Image: UNICEF/PAK2015/Asad Zaidi

"It was wonderful that we were all able to convene at the same table and discuss how we should collectively progress towards complete eradication of polio," Hon. Fujisue said. "We were also able to see vaccination programs that took place in areas that lacked water supply, sewage systems, and electricity. I will never forget how the children there contrastingly greeted us with bright smiles."

Hon. Fujisue was struck by how warmly they were greeted by government and medical officials, as well as media.

"It was during those moments that I felt that Japan needed to contribute more for world peace," he said.

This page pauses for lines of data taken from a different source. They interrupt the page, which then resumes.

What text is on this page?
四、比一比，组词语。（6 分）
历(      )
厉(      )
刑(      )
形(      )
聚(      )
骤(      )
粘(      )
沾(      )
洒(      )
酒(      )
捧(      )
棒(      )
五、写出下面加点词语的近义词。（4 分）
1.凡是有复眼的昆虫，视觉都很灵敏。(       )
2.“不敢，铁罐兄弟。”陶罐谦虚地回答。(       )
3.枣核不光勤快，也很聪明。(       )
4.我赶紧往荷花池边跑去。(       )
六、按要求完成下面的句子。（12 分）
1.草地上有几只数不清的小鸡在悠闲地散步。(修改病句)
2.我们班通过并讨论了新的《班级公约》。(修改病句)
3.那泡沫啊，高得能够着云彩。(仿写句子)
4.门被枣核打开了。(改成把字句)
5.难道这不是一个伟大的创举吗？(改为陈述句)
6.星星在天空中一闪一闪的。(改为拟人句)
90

Image: UNICEF/PAK2015/Asad Zaidi

With just three polio-endemic countries left, we are very close to the complete eradication of this disease, and it could be said that we are facing our most critical moments towards our goal.

"Unless we achieve complete eradication, we are at risk every day of having another country relapse back into an endemic state. In order to build upon our past efforts, we will require greater humanitarian and financial support," Hon. Fujisue said.

That is why his task force will continue to call for polio eradication and look to secure continued government funding. Hon. Fujisue also believes that the ways in which the world responds to polio efforts can work to improve global health security responses.

As the host of the next G20 and the upcoming Tokyo International Conference on African Development (TICAD) in 2019, the government of Japan is in a unique position to showcase their leadership as a global health leader and call upon other nations to end the diseases that affect the world’s most marginalized people.

"In the preamble of the Constitution of Japan, it is stated, 'All people of the world have the right to live in peace, free from fear and want,'" Hon. Fujisue said. "I believe in this principle, and want to realize a world where all can have basic and necessary medication."